In this exhibition, the contrast between light and shadow offers a starting point to revisit the constitutive polarities that underpin Varda's oeuvre – the tension between the material and the immaterial and between the real and the imaginary, or the disproportion between motifs and forms that often lead to an inversion of scales: between the monumentalisation of the insignificant and the desacralisation of the revered. The two installations on display: Une cabane de cinéma: la serre du bonheur (A Cinema Shack: The Greenhouse of Happiness, 2018) and Patatutopia (2003) are based on an essentially identical confrontation: the false vivacity of the sunflowers and the deterioration of the potatoes, the stereotypical image of happiness and the allegorical representation of old age. Oppositions that are ultimately aligned and sublimated in an antagonism between a critique of uselessness and the ethical and aesthetic principles of re-use, combating waste and obsolescence – in all senses: material, symbolic, political, filmic and human.

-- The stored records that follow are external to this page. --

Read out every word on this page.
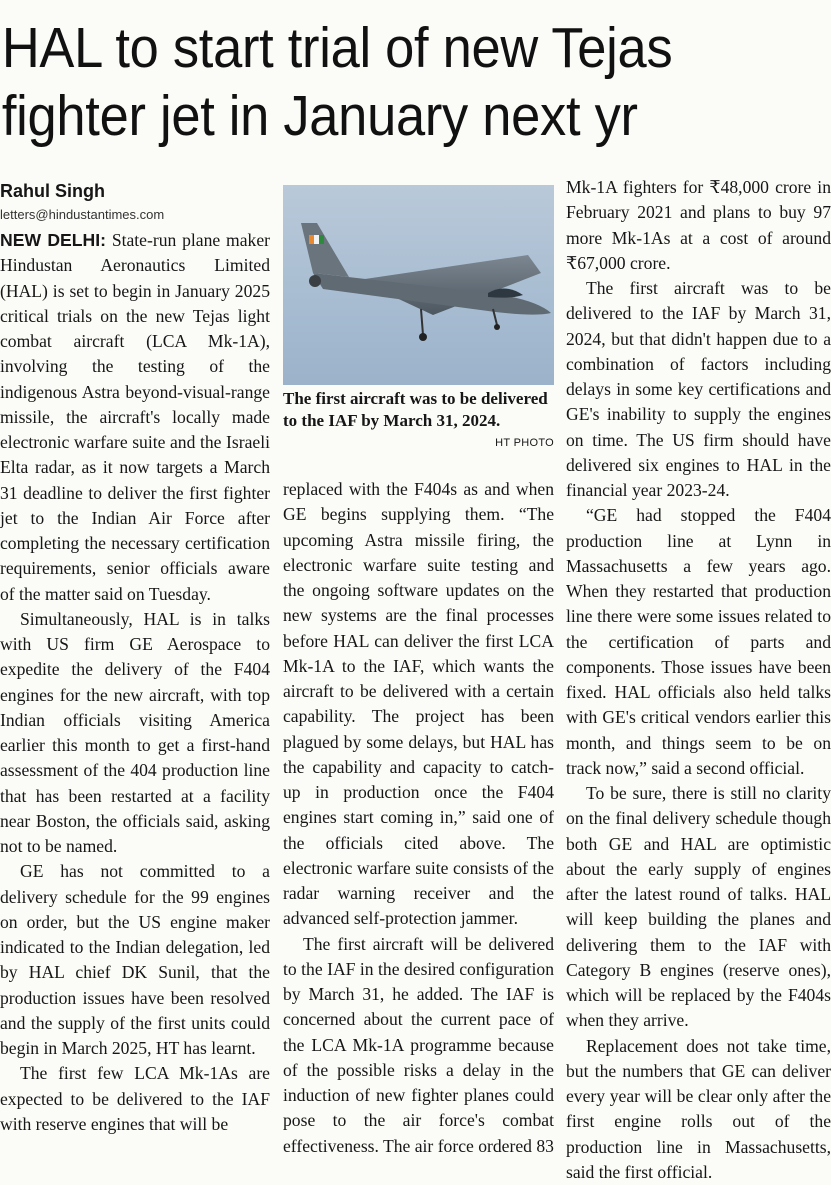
HAL to start trial of new Tejas
fighter jet in January next yr
Rahul Singh
letters@hindustantimes.com

NEW DELHI: State-run plane maker Hindustan Aeronautics Limited (HAL) is set to begin in January 2025 critical trials on the new Tejas light combat aircraft (LCA Mk-1A), involving the testing of the indigenous Astra beyond-visual-range missile, the aircraft's locally made electronic warfare suite and the Israeli Elta radar, as it now targets a March 31 deadline to deliver the first fighter jet to the Indian Air Force after completing the necessary certification requirements, senior officials aware of the matter said on Tuesday.

Simultaneously, HAL is in talks with US firm GE Aerospace to expedite the delivery of the F404 engines for the new aircraft, with top Indian officials visiting America earlier this month to get a first-hand assessment of the 404 production line that has been restarted at a facility near Boston, the officials said, asking not to be named.

GE has not committed to a delivery schedule for the 99 engines on order, but the US engine maker indicated to the Indian delegation, led by HAL chief DK Sunil, that the production issues have been resolved and the supply of the first units could begin in March 2025, HT has learnt.

The first few LCA Mk-1As are expected to be delivered to the IAF with reserve engines that will be

The first aircraft was to be delivered to the IAF by March 31, 2024.
HT PHOTO

replaced with the F404s as and when GE begins supplying them. “The upcoming Astra missile firing, the electronic warfare suite testing and the ongoing software updates on the new systems are the final processes before HAL can deliver the first LCA Mk-1A to the IAF, which wants the aircraft to be delivered with a certain capability. The project has been plagued by some delays, but HAL has the capability and capacity to catch-up in production once the F404 engines start coming in,” said one of the officials cited above. The electronic warfare suite consists of the radar warning receiver and the advanced self-protection jammer.

The first aircraft will be delivered to the IAF in the desired configuration by March 31, he added. The IAF is concerned about the current pace of the LCA Mk-1A programme because of the possible risks a delay in the induction of new fighter planes could pose to the air force's combat effectiveness. The air force ordered 83

Mk-1A fighters for ₹48,000 crore in February 2021 and plans to buy 97 more Mk-1As at a cost of around ₹67,000 crore.

The first aircraft was to be delivered to the IAF by March 31, 2024, but that didn't happen due to a combination of factors including delays in some key certifications and GE's inability to supply the engines on time. The US firm should have delivered six engines to HAL in the financial year 2023-24.

“GE had stopped the F404 production line at Lynn in Massachusetts a few years ago. When they restarted that production line there were some issues related to the certification of parts and components. Those issues have been fixed. HAL officials also held talks with GE's critical vendors earlier this month, and things seem to be on track now,” said a second official.

To be sure, there is still no clarity on the final delivery schedule though both GE and HAL are optimistic about the early supply of engines after the latest round of talks. HAL will keep building the planes and delivering them to the IAF with Category B engines (reserve ones), which will be replaced by the F404s when they arrive.

Replacement does not take time, but the numbers that GE can deliver every year will be clear only after the first engine rolls out of the production line in Massachusetts, said the first official.
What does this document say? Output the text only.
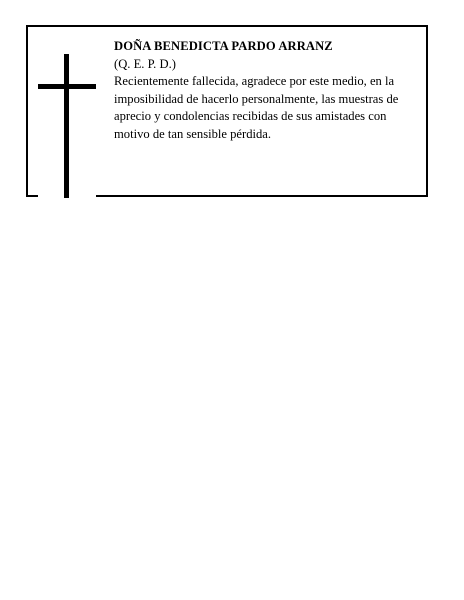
DOÑA BENEDICTA PARDO ARRANZ

(Q. E. P. D.)

Recientemente fallecida, agradece por este medio, en la imposibilidad de hacerlo personalmente, las muestras de aprecio y condolencias recibidas de sus amistades con motivo de tan sensible pérdida.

Agnès Varda: Light and Shadow marks Varda's return to Serralves, after her exhibition in 2009. At that time, she had the opportunity to meet Manoel de Oliveira, and recorded the moment with the small video camera that she always carried with her. The sequence, that was included in the TV series Agnès de ci de là Varda (2011), shows Manoel de Oliveira and Agnès Varda as they imitate Chaplin, while filming each other. It offers the perfect preamble to this exhibition: an encounter in which they jovially shared their concerns about cinema and life.
Curated by António Preto, Director of the Casa do Cinema Manoel de Oliveira.